Chief of the Air Staff
- Incumbent
- Assumed office 30 October 2025
- President: Bola Ahmed Tinubu
- Preceded by: Hasan Abubakar

Personal details
- Born: 20 February 1972 (age 54) Makurdi, Benue State, Nigeria
- Education: Nigerian Defence Academy (BSc)
- Alma mater: Ahmadu Bello University University of Abuja

Military service
- Allegiance: Nigeria
- Branch/service: Nigerian Air Force
- Years of service: 1988–present
- Rank: Air Marshal

= Sunday Aneke =

Nigerian Air Force officer (born 1972)

Air Marshal Sunday Kelvin Aneke (born 20 February 1972) is a Nigerian Air Force officer who serves as the Chief of the Air Staff. He was appointed to the position by President Bola Ahmed Tinubu in 2025. Aneke is a career officer of the Nigerian Air Force and has previously served in senior command, operational, and staff appointments within the service.
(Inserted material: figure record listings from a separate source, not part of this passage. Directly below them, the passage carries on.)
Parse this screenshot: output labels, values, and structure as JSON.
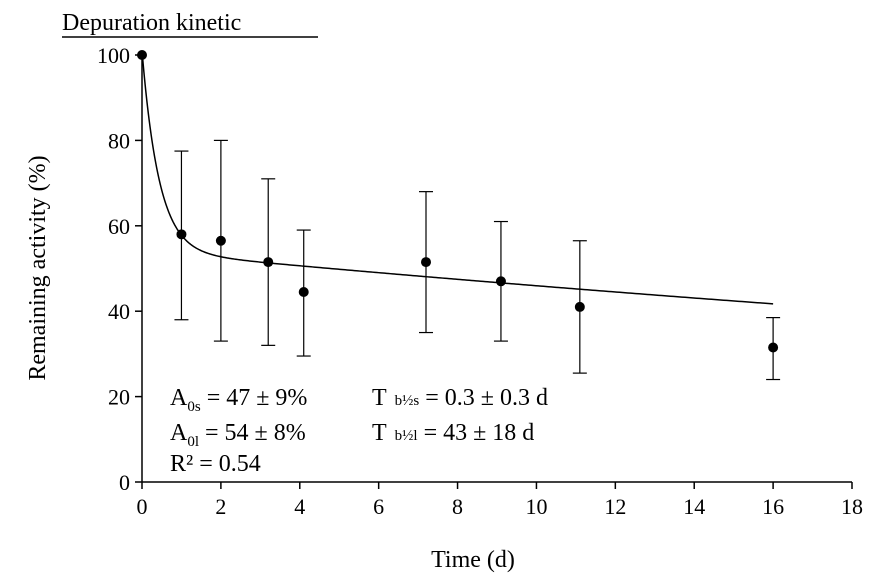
{
  "chart_data": {
    "type": "scatter",
    "title": "Depuration kinetic",
    "xlabel": "Time (d)",
    "ylabel": "Remaining activity (%)",
    "xlim": [
      0,
      18
    ],
    "ylim": [
      0,
      100
    ],
    "x_ticks": [
      "0",
      "2",
      "4",
      "6",
      "8",
      "10",
      "12",
      "14",
      "16",
      "18"
    ],
    "y_ticks": [
      "0",
      "20",
      "40",
      "60",
      "80",
      "100"
    ],
    "grid": false,
    "legend": "none",
    "points": [
      {
        "x": 0,
        "y": 100,
        "err_low": 100,
        "err_high": 100
      },
      {
        "x": 1,
        "y": 58,
        "err_low": 38,
        "err_high": 77.5
      },
      {
        "x": 2,
        "y": 56.5,
        "err_low": 33,
        "err_high": 80
      },
      {
        "x": 3.2,
        "y": 51.5,
        "err_low": 32,
        "err_high": 71
      },
      {
        "x": 4.1,
        "y": 44.5,
        "err_low": 29.5,
        "err_high": 59
      },
      {
        "x": 7.2,
        "y": 51.5,
        "err_low": 35,
        "err_high": 68
      },
      {
        "x": 9.1,
        "y": 47,
        "err_low": 33,
        "err_high": 61
      },
      {
        "x": 11.1,
        "y": 41,
        "err_low": 25.5,
        "err_high": 56.5
      },
      {
        "x": 16,
        "y": 31.5,
        "err_low": 24,
        "err_high": 38.5
      }
    ],
    "fit": {
      "model": "two-compartment exponential",
      "A0s": 47,
      "A0l": 54,
      "Tbs": 0.3,
      "Tbl": 43,
      "x_range": [
        0,
        16
      ]
    },
    "annotations": {
      "a0s": {
        "A": "A",
        "sub": "0s",
        "rest": " = 47 ± 9%",
        "T": "T",
        "tsub": "b½s",
        "trest": " = 0.3 ± 0.3 d"
      },
      "a0l": {
        "A": "A",
        "sub": "0l",
        "rest": " = 54 ± 8%",
        "T": "T",
        "tsub": "b½l",
        "trest": " = 43 ± 18 d"
      },
      "r2": "R² = 0.54"
    }
  }
}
== Early life and education ==
Sunday Kelvin Aneke was born on 20 February 1972 in Makurdi, Benue State, Nigeria. He attended Army Children School, New Cantonment, Kaduna, before proceeding to Government College, Kaduna, where he obtained his secondary education.

He was admitted into the Nigerian Defence Academy in 1988 as a member of the 40th Regular Course and was commissioned into the Nigerian Air Force in 1993. Aneke holds a Bachelor of Science degree in Physics. He later obtained postgraduate qualifications in management, international affairs and diplomacy, and political economy and development studies from Nigerian universities.

== Military career ==
Aneke is a career officer of the Nigerian Air Force and has served in a wide range of command, operational, and staff appointments during his service. His early career included administrative and logistics roles at the Aircraft Overhaul Centre, Aircraft Maintenance Depot, Ikeja, and instructional and logistics appointments at the Flying Training School in Kaduna.

He has participated in several military operations within and outside Nigeria. Between 2004 and 2005, he took part in intelligence, surveillance, and reconnaissance operations in the Niger Delta under Operation Restore Hope. He also served with the United Nations peacekeeping mission in the Democratic Republic of Congo, where he held air operations responsibilities in Kinshasa and the Kindu region.

Aneke later held senior appointments within the Nigerian Air Force, including command and operational roles at the Presidential Air Fleet, Air Training Command, Tactical Air Command, and Nigerian Air Force Headquarters. He served as Director of Safety and Director of Policy at Headquarters Nigerian Air Force, and later as Deputy Commandant of the Nigerian Defence Academy.

Prior to his appointment as Chief of the Air Staff, he served as the Air Officer Commanding, Nigerian Air Force Mobility Command, based in Yenagoa. On 30 October 2025, he was appointed Chief of the Air Staff of Nigeria.